Pour certains experts, la réponse est que la flambée des prix du gaz naturel a des chances de persister et de rester à des niveaux records au moins jusqu’au printemps 2022. Bank of America s’attend à ce que les prix du gaz restent élevés en Europe et devraient progresser d’environ 30% en septembre et de 7% en octobre prochain, tandis que les experts espagnols, cités par des médias locaux, estiment que la tendance à la hausse des prix se poursuivra jusqu’au printemps prochain au moins. Dans l’indice néerlandais du gaz TTF, considéré comme une référence pour le continent européen, le prix du mégawattheure a atteint 79 euros, un pic que les prix du gaz n’avaient jamais pu atteindre auparavant en Europe.
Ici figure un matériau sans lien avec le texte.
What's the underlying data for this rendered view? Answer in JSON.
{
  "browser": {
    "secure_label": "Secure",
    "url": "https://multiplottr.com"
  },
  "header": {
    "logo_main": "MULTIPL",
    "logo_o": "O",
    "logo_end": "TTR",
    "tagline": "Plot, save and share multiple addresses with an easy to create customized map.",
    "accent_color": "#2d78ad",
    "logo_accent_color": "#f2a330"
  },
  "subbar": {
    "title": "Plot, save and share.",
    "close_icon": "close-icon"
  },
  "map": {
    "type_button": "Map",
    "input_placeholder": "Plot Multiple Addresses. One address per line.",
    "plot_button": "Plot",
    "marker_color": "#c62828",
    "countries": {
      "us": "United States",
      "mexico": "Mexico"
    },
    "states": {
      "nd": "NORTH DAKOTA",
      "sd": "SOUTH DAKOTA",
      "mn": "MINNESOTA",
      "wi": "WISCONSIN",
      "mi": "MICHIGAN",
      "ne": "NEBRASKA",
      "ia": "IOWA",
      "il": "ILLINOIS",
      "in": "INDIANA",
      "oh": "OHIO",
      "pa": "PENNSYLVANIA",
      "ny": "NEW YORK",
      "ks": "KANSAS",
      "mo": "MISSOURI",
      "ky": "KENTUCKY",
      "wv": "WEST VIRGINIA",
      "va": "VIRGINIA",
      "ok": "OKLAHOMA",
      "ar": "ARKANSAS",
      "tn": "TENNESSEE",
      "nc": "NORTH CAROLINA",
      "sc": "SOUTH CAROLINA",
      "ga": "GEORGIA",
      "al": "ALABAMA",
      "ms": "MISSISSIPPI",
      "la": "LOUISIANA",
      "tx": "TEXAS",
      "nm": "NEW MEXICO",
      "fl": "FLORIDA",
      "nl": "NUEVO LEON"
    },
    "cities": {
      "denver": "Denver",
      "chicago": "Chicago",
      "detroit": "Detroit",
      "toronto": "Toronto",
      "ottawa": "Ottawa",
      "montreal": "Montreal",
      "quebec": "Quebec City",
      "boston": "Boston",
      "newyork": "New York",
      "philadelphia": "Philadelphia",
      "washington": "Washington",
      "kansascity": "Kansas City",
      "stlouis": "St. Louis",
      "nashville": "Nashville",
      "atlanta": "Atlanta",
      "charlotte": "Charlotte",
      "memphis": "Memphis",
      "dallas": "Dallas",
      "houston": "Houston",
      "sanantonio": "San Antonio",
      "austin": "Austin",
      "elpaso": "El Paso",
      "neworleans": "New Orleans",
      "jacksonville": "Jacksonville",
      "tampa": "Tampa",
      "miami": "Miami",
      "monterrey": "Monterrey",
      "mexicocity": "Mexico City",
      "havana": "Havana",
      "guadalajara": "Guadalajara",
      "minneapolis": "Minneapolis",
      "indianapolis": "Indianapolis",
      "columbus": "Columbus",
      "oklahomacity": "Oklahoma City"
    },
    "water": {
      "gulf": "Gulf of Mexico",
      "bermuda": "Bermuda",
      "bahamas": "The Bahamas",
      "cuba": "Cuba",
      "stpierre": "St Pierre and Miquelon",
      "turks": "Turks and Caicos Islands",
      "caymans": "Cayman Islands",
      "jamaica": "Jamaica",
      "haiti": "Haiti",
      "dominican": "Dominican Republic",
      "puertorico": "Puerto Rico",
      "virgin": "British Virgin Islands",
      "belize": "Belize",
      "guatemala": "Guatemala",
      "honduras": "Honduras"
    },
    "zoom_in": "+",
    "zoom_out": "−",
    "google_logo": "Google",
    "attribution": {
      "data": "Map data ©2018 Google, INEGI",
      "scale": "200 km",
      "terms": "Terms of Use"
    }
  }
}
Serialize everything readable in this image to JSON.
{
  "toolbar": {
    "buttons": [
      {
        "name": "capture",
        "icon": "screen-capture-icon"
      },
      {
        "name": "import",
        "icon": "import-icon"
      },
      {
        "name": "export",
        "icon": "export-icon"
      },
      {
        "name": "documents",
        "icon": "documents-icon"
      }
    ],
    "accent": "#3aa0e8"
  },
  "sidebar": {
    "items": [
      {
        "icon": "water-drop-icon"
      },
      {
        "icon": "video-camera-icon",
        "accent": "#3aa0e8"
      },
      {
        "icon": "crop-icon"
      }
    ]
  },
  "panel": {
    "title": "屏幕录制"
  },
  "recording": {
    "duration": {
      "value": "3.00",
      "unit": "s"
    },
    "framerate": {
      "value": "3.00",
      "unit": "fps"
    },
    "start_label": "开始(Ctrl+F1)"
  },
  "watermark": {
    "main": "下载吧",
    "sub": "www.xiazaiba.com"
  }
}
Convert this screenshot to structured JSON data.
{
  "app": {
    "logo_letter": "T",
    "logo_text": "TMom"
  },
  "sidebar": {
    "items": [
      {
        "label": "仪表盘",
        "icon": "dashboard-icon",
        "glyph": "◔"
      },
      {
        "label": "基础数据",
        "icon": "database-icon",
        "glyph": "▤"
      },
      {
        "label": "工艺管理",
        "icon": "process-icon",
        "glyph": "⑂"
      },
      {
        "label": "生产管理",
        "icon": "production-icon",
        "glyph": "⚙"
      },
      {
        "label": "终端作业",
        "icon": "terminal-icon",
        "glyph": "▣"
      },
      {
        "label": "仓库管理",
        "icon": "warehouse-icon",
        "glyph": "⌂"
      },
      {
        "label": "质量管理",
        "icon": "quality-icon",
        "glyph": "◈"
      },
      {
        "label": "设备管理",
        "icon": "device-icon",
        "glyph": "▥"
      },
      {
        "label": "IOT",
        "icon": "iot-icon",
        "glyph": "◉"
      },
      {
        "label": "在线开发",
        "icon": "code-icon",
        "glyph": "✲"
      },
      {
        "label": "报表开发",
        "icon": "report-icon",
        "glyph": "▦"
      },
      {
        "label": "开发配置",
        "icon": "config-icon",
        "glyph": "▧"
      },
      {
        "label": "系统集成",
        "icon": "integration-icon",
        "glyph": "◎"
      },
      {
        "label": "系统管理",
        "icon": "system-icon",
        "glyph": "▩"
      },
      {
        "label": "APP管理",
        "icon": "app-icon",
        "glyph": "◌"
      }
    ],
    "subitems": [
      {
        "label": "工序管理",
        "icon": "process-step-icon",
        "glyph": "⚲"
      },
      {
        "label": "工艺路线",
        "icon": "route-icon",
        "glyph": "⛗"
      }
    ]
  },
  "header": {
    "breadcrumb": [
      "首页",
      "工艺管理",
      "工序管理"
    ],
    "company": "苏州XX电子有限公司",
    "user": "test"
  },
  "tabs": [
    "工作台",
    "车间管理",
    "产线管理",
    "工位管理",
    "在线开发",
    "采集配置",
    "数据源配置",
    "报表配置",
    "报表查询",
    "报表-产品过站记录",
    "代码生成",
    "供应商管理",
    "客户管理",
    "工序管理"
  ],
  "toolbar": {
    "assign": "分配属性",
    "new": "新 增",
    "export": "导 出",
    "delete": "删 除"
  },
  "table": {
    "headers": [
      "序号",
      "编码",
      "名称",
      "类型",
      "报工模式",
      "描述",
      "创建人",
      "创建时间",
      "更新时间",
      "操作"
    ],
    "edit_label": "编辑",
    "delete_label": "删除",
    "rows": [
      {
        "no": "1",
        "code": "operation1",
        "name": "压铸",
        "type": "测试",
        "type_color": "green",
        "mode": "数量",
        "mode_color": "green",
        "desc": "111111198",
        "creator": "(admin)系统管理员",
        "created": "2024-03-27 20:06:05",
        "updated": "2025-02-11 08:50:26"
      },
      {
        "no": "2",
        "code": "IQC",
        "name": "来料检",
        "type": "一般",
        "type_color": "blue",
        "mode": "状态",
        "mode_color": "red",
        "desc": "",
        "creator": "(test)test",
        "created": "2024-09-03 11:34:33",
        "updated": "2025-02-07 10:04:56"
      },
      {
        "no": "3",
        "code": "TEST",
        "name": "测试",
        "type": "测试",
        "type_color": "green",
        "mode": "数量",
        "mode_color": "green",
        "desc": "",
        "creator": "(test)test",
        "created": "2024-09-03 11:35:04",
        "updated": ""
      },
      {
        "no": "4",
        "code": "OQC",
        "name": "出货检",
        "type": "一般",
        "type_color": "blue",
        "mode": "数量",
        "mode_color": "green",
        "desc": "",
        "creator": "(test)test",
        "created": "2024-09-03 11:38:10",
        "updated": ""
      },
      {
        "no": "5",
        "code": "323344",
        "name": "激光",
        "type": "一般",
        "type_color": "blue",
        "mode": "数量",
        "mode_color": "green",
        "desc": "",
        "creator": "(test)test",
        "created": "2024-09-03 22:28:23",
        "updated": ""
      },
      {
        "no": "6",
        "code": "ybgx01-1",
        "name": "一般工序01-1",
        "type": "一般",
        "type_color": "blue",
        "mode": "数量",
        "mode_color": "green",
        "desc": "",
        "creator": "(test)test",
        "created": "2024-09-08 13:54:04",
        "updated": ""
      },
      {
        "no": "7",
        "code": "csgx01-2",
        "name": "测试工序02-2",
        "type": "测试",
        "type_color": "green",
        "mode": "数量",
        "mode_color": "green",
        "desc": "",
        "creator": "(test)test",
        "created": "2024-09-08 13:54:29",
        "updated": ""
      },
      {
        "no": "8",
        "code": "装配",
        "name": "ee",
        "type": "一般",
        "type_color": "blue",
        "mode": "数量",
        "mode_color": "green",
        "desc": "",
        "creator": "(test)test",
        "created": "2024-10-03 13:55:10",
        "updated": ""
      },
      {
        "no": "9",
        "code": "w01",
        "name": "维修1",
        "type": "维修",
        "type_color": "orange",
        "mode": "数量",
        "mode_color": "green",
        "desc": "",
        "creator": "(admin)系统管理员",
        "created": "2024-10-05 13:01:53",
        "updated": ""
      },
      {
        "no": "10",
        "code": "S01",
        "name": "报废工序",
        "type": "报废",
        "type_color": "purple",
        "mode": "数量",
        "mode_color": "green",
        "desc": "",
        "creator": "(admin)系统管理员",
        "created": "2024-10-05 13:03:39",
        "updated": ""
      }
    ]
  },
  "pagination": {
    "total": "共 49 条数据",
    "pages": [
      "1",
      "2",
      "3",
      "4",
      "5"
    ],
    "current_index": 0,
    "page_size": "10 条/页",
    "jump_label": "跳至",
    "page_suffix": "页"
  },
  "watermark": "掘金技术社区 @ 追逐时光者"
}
Une situation qui devrait constituer une belle opportunité de marché par la compagnie nationale d’hydrocarbures Sonatrach, fournisseur traditionnel de l’Europe, pour générer des revenus supplémentaires conséquents, étant donné que la plus grande partie de ses ventes est commercialisée sur le marché européen à travers des contrats de long terme.